Both platforms offer free open-source self-hosted editions under the Apache-2.0 license. For managed services, Dagster starts at $10/mo for its Solo Plan (7.5k credits, 1 user, 1 code location) and $100/mo for the Starter Plan (30k credits, up to 3 users, 5 code locations). Both include a 30-day free trial. Kestra offers a free tier for 1 user, with its Pro plan at $25/mo. Kestra's open-source edition includes unlimited executions and 1,200+ plugins, while Dagster's open-source version provides unlimited orchestration with its full Python framework and integrations.
Kestra leads in raw GitHub popularity with 26,720 stars compared to Dagster's 15,348 stars, and reports 120k deployments with over 1 billion workflows executed globally. Dagster has a mature Python ecosystem with native integrations for major data tools like Snowflake, BigQuery, dbt, and Databricks. Kestra offers a broader plugin ecosystem with 1,200+ plugins covering databases, cloud services, CI/CD tools, and infrastructure automation. Both are Apache-2.0 licensed and actively maintained, with Dagster's latest release at 1.13.1 and Kestra's at v1.3.11 as of April 2026.

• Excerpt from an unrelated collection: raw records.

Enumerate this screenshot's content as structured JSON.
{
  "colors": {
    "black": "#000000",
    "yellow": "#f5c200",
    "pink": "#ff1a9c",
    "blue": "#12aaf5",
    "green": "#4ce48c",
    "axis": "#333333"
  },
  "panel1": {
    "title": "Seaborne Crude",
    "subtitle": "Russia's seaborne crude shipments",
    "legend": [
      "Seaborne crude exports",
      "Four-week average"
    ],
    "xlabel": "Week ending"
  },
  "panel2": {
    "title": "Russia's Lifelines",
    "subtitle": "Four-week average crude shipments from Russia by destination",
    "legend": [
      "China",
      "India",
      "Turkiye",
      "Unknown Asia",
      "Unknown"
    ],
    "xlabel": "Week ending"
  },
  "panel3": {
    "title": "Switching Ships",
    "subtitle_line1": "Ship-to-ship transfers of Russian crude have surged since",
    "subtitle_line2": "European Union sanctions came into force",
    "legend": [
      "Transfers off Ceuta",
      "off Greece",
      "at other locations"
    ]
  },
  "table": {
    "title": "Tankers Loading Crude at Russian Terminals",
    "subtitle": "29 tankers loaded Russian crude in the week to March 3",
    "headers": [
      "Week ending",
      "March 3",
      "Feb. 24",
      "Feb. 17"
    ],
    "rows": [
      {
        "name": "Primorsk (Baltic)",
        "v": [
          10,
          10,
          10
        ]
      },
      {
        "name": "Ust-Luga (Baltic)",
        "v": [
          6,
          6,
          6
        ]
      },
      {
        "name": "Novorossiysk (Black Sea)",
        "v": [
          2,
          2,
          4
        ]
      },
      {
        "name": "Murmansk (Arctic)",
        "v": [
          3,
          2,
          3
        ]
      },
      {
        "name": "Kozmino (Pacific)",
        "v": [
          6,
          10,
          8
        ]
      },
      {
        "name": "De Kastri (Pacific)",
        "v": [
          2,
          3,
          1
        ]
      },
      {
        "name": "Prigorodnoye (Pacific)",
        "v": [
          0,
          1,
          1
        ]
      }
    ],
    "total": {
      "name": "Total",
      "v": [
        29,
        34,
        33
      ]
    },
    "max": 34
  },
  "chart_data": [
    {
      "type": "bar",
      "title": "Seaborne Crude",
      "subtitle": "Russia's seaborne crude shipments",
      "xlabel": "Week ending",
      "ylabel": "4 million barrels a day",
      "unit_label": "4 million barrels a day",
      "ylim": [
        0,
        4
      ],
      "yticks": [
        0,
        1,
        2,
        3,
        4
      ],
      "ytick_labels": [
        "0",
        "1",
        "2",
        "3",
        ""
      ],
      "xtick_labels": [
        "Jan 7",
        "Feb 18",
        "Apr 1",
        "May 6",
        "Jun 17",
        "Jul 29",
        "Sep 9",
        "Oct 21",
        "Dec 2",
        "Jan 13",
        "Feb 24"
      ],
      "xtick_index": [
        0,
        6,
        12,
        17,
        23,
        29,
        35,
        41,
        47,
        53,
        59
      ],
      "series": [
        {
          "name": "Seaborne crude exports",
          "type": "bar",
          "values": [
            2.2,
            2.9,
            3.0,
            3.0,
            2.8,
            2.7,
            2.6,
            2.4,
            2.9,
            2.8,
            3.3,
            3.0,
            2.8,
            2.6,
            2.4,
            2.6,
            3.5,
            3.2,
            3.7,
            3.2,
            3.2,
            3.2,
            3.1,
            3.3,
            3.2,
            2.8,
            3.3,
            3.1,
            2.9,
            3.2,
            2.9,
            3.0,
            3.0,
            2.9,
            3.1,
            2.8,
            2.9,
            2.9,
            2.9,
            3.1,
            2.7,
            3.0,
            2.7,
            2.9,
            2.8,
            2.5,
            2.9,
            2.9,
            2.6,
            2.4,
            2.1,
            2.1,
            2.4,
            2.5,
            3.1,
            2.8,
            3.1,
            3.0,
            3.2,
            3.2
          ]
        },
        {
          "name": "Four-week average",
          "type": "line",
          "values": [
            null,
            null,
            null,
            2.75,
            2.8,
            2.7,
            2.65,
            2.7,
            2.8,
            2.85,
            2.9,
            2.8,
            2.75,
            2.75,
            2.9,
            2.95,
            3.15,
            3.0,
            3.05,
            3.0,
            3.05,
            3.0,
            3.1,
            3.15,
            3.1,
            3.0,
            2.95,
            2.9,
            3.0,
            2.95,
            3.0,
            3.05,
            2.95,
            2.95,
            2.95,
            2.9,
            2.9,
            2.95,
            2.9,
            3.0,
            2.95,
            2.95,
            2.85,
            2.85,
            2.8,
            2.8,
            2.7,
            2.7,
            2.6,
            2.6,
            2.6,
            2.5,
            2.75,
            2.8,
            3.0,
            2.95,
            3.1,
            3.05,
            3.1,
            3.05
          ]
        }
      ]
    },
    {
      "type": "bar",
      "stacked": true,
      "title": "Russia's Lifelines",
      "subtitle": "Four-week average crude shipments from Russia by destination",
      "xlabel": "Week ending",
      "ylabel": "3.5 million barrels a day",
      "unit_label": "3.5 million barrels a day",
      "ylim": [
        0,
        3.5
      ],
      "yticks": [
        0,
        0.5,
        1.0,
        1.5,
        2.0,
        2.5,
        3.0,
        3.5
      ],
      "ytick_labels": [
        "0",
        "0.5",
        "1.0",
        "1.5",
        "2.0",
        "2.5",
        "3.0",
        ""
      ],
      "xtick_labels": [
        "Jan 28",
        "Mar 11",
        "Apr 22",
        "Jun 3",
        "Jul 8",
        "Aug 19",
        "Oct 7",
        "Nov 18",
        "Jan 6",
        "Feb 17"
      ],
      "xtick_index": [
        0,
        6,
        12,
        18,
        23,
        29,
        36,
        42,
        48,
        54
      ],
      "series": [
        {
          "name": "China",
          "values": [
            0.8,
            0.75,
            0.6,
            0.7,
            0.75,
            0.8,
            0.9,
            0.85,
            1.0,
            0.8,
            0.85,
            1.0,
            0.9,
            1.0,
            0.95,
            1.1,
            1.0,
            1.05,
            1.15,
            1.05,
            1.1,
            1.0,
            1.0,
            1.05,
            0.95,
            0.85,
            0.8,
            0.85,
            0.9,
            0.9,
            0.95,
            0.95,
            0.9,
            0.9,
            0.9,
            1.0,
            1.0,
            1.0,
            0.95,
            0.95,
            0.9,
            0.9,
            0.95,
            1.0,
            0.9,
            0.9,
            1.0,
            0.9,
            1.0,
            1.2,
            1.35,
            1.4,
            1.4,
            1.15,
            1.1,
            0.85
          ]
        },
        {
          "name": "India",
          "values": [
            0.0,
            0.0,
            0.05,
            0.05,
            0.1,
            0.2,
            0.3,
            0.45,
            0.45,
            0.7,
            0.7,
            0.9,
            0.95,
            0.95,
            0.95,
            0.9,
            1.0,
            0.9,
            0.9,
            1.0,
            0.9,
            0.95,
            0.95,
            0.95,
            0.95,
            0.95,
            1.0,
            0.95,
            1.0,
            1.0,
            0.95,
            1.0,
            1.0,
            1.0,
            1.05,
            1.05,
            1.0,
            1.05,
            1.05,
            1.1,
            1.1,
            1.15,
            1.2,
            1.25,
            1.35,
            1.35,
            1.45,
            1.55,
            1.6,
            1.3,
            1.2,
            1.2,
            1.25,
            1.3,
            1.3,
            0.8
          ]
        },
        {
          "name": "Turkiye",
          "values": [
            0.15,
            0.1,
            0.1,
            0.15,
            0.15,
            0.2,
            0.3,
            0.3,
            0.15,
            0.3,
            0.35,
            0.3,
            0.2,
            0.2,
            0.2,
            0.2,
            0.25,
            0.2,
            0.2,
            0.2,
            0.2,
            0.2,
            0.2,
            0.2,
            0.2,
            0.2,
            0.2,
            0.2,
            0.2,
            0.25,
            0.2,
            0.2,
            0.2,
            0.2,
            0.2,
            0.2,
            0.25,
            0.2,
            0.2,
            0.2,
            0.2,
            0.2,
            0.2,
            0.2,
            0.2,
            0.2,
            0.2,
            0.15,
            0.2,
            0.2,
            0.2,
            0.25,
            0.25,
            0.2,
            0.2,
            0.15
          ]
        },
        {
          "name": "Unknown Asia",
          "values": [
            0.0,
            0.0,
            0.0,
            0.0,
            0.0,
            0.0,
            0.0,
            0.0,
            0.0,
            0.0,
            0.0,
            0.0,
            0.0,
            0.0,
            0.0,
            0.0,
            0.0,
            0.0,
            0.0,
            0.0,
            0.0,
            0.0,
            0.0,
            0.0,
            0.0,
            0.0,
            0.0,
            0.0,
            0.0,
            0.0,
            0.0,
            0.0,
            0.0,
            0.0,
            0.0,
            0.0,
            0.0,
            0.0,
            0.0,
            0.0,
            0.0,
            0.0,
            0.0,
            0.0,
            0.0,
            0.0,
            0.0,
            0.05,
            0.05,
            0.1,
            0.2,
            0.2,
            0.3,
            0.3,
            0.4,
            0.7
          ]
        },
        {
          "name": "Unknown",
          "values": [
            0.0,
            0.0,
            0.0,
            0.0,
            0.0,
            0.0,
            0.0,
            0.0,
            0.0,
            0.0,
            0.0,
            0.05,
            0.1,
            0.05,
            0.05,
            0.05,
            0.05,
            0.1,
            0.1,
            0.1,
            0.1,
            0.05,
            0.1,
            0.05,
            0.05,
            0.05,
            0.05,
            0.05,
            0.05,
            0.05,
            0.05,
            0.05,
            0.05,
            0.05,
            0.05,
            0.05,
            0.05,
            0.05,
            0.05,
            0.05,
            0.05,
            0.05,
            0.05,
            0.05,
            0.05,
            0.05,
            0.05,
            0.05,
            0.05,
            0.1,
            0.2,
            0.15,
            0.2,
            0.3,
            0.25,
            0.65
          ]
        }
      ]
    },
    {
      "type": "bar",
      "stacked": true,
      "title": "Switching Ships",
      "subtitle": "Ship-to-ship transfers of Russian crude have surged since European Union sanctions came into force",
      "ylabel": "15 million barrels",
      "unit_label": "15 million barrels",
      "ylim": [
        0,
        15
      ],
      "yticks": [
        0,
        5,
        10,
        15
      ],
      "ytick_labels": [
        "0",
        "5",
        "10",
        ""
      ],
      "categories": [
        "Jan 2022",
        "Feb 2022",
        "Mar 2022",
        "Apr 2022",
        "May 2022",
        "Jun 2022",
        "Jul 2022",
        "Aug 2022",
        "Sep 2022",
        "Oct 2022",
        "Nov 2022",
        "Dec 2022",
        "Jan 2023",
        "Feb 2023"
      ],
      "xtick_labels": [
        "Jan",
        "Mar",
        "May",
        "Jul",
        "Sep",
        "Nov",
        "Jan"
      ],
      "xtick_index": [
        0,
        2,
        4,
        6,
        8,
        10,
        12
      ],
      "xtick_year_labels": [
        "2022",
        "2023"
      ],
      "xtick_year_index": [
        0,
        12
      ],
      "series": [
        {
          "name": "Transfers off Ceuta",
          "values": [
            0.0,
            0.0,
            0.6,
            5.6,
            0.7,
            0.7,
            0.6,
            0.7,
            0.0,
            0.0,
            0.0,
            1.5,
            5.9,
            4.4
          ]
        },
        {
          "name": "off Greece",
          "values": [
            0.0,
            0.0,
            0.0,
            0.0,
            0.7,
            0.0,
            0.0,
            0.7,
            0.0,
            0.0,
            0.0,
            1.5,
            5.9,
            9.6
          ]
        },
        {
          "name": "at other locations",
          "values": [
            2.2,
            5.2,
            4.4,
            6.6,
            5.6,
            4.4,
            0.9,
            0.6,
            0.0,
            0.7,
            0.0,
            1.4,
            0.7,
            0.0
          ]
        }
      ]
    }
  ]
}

Both platforms support AI and infrastructure workflows, but with different approaches. Dagster treats AI and ML workflows as extensions of its data asset model, supporting data prep, model training, and experiment tracking within its Python-native framework. Kestra positions itself as a universal orchestrator handling data pipelines, infrastructure automation (Terraform, Ansible), and AI workflows from a single platform. Kestra reports 50x less pipeline maintenance and 3x faster AI delivery cycles for AI automation use cases. Dagster offers Dagster Pipes for observability of jobs running in external systems like Databricks and Spark clusters.